A Data-Driven Conceptualization of Teacher Evaluation

By Namaghi, Seyyed Ali Ostovar | The Qualitative Report, November 2010 | Go to article overview

A Data-Driven Conceptualization of Teacher Evaluation


Namaghi, Seyyed Ali Ostovar, The Qualitative Report


Introduction

Danielson and McGreal (2000) stated two primary purposes of teacher evaluation: quality assurance and professional development. The former is achieved through summative evaluation while the latter is achieved through formative evaluation. Summative evaluation aims to license, hire, give tenure to, promote, demote, or dismiss teachers. On the other hand, formative evaluation aims to encourage the professional growth and development of its teachers, shape performances by giving appropriate feedback, build new practices or alter existing practices (Peterson, 2000).

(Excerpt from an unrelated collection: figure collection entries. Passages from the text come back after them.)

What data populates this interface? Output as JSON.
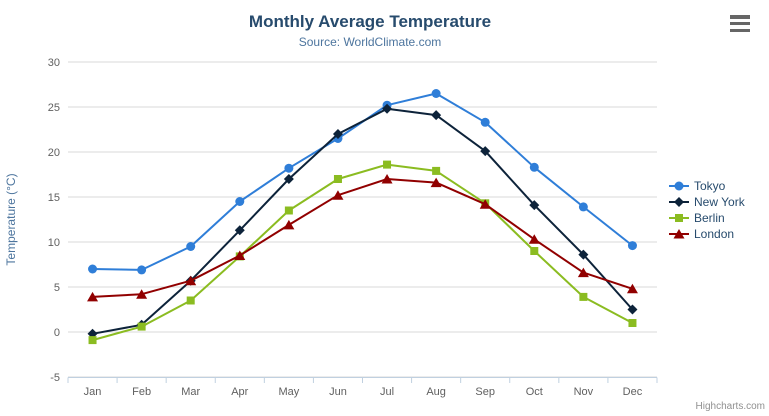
{
  "export_menu": {
    "icon": "hamburger-icon"
  },
  "credits": {
    "label": "Highcharts.com"
  },
  "chart_data": {
    "type": "line",
    "title": "Monthly Average Temperature",
    "subtitle": "Source: WorldClimate.com",
    "categories": [
      "Jan",
      "Feb",
      "Mar",
      "Apr",
      "May",
      "Jun",
      "Jul",
      "Aug",
      "Sep",
      "Oct",
      "Nov",
      "Dec"
    ],
    "series": [
      {
        "name": "Tokyo",
        "color": "#2f7ed8",
        "marker": "circle",
        "values": [
          7.0,
          6.9,
          9.5,
          14.5,
          18.2,
          21.5,
          25.2,
          26.5,
          23.3,
          18.3,
          13.9,
          9.6
        ]
      },
      {
        "name": "New York",
        "color": "#0d233a",
        "marker": "diamond",
        "values": [
          -0.2,
          0.8,
          5.7,
          11.3,
          17.0,
          22.0,
          24.8,
          24.1,
          20.1,
          14.1,
          8.6,
          2.5
        ]
      },
      {
        "name": "Berlin",
        "color": "#8bbc21",
        "marker": "square",
        "values": [
          -0.9,
          0.6,
          3.5,
          8.4,
          13.5,
          17.0,
          18.6,
          17.9,
          14.3,
          9.0,
          3.9,
          1.0
        ]
      },
      {
        "name": "London",
        "color": "#910000",
        "marker": "triangle",
        "values": [
          3.9,
          4.2,
          5.7,
          8.5,
          11.9,
          15.2,
          17.0,
          16.6,
          14.2,
          10.3,
          6.6,
          4.8
        ]
      }
    ],
    "xlabel": "",
    "ylabel": "Temperature (°C)",
    "ylim": [
      -5,
      30
    ],
    "yticks": [
      -5,
      0,
      5,
      10,
      15,
      20,
      25,
      30
    ],
    "grid": true,
    "legend_position": "right",
    "colors": {
      "title": "#274b6d",
      "subtitle": "#4d759e",
      "axis_title": "#4d759e",
      "tick_label": "#606060",
      "grid": "#d8d8d8",
      "axis_line": "#c0d0e0",
      "legend_text": "#274b6d",
      "credits": "#909090",
      "menu_icon": "#666666"
    }
  }
}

Although both types of evaluation aim to measure teacher performance, the formative evaluation identifies ways to improve performance and the summative evaluation determines whether the performance has improved sufficiently such that the teacher can be rewarded. While each type is valuable, neither type can lead to reform on its own. When coupled, however, formative and summative evaluations provide optimal professional development opportunities (see Nolan & Hoover, 2005) and tenure (Brandt, Mathers, Oliva, Brown-Sims, & Hess, 2007).

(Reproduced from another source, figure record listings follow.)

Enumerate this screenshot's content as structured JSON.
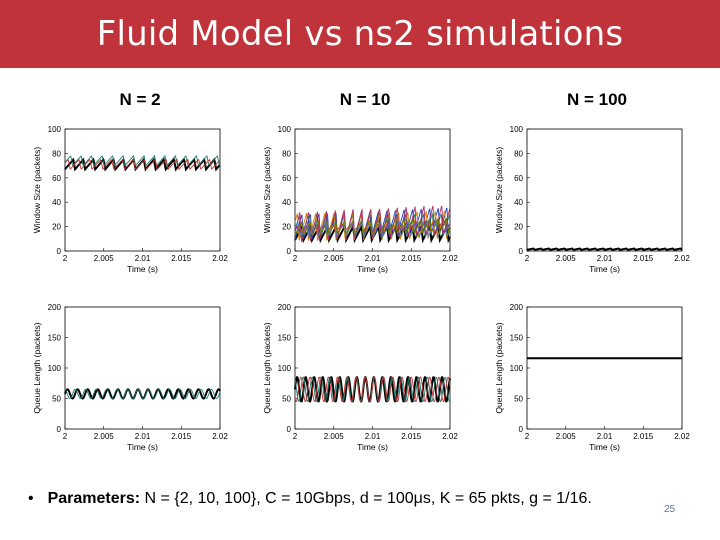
{
  "title": "Fluid Model vs ns2 simulations",
  "columns": [
    "N = 2",
    "N = 10",
    "N = 100"
  ],
  "footer": {
    "bullet": "•",
    "label": "Parameters:",
    "text": " N = {2, 10, 100}, C = 10Gbps, d = 100μs, K = 65 pkts, g = 1/16."
  },
  "page_number": "25",
  "colors": {
    "title_bar": "#c0333b",
    "sim_trace": "#000000",
    "fluid_trace": "#1a7a6e"
  },
  "chart_data": [
    {
      "type": "line",
      "id": "w2",
      "xlabel": "Time (s)",
      "ylabel": "Window Size (packets)",
      "xlim": [
        2,
        2.02
      ],
      "ylim": [
        0,
        100
      ],
      "xticks": [
        "2",
        "2.005",
        "2.01",
        "2.015",
        "2.02"
      ],
      "yticks": [
        "0",
        "20",
        "40",
        "60",
        "80",
        "100"
      ],
      "series": [
        {
          "values_min": 67,
          "values_max": 75,
          "period": 0.0013
        },
        {
          "values_min": 70,
          "values_max": 78,
          "period": 0.0013
        }
      ]
    },
    {
      "type": "line",
      "id": "w10",
      "xlabel": "Time (s)",
      "ylabel": "Window Size (packets)",
      "xlim": [
        2,
        2.02
      ],
      "ylim": [
        0,
        100
      ],
      "xticks": [
        "2",
        "2.005",
        "2.01",
        "2.015",
        "2.02"
      ],
      "yticks": [
        "0",
        "20",
        "40",
        "60",
        "80",
        "100"
      ],
      "series": [
        {
          "values_min": 12,
          "values_max": 22,
          "period": 0.0011
        },
        {
          "values_min": 10,
          "values_max": 26,
          "period": 0.0011
        }
      ]
    },
    {
      "type": "line",
      "id": "w100",
      "xlabel": "Time (s)",
      "ylabel": "Window Size (packets)",
      "xlim": [
        2,
        2.02
      ],
      "ylim": [
        0,
        100
      ],
      "xticks": [
        "2",
        "2.005",
        "2.01",
        "2.015",
        "2.02"
      ],
      "yticks": [
        "0",
        "20",
        "40",
        "60",
        "80",
        "100"
      ],
      "series": [
        {
          "values_min": 1,
          "values_max": 2,
          "period": 0.001
        }
      ]
    },
    {
      "type": "line",
      "id": "q2",
      "xlabel": "Time (s)",
      "ylabel": "Queue Length (packets)",
      "xlim": [
        2,
        2.02
      ],
      "ylim": [
        0,
        200
      ],
      "xticks": [
        "2",
        "2.005",
        "2.01",
        "2.015",
        "2.02"
      ],
      "yticks": [
        "0",
        "50",
        "100",
        "150",
        "200"
      ],
      "series": [
        {
          "values_min": 50,
          "values_max": 65,
          "period": 0.0013
        }
      ]
    },
    {
      "type": "line",
      "id": "q10",
      "xlabel": "Time (s)",
      "ylabel": "Queue Length (packets)",
      "xlim": [
        2,
        2.02
      ],
      "ylim": [
        0,
        200
      ],
      "xticks": [
        "2",
        "2.005",
        "2.01",
        "2.015",
        "2.02"
      ],
      "yticks": [
        "0",
        "50",
        "100",
        "150",
        "200"
      ],
      "series": [
        {
          "values_min": 45,
          "values_max": 85,
          "period": 0.0011
        }
      ]
    },
    {
      "type": "line",
      "id": "q100",
      "xlabel": "Time (s)",
      "ylabel": "Queue Length (packets)",
      "xlim": [
        2,
        2.02
      ],
      "ylim": [
        0,
        200
      ],
      "xticks": [
        "2",
        "2.005",
        "2.01",
        "2.015",
        "2.02"
      ],
      "yticks": [
        "0",
        "50",
        "100",
        "150",
        "200"
      ],
      "series": [
        {
          "values_min": 116,
          "values_max": 116,
          "period": 0.001
        }
      ]
    }
  ]
}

Despite their complementary nature, some teacher evaluation systems focus on summative evaluation at the cost of formative evaluation. They use summative evaluation to build a case to dismiss incompetent teachers. This approach has several drawbacks: (a) it is not conducive to fostering an honest, open, and pedagogically sophisticated dialogue between principals and teachers; (b) it raises the level of tension and anxiety and makes it more difficult to admit errors, listen, and talk openly about areas that need improvement; (c) it doesn't prod teachers to emerge from their isolation and reflect with their colleagues on what they need to change in order for more students to succeed; (d) it doesn't give clear direction on the ways in which teachers can improve their performance; and finally it does not motivate a mediocre teacher to improve--or spur a good teacher on to excellence (Danielson & McGreal, 2000).

Crew, Everitt, and Nunez (1984) found two major philosophical problems with judgmental evaluation. First, it focuses on poor teacher performance and gathers documentation on a teacher's weaknesses. Second, it does not candidly address weaknesses observed in teachers. Evaluation will be more conducive to thought and reform if it focuses on the positive side of teacher action.

Evaluation will be exempt from the foregoing pitfalls if it systematically links teacher evaluation and staff development (Marshall, 2005). Marshall believes that evaluation facilitates teacher growth if it is based on multiple sources of data, includes clear, relevant, and meaningful performance criteria, focuses on peer assistance and teacher goal setting, and fosters mutual trust between the teacher and evaluator.

Evaluation can be limiting if it is judgmental. It can be limited if it is based on a single source of data. For instance, in some universities such as Iranian universities, evaluation is mainly based on students' views. To provide a better picture of teaching performance, students' views should be juxtaposed to the review of teachers' lesson plans (Stronge, 2007), classroom observations (Mujis, 2006), self-assessments (Uhlenbeck, Verloop, & Beijaard, 2002), portfolio assessments (Brandt et al., 2007), student achievement data in standardized tests (Brandt et al.), and student work-sample reviews (Mujis). Though useful as a source of information, each of the foregoing methods of teacher evaluation has its own limitations.

1. Review of lesson plans: planning is a window to teacher preparation and correlates with student learning (Stronge, 2007), but lesson plans are adjusted during their implementation. Thus, assessment of plans cannot account for the quality and appropriateness of adjustments.

2. Classroom observations: observation captures information about what actually occurs in the classroom (Mujis, 2006), but poorly trained observers and brief observations are usually biased (Shanon, 1991).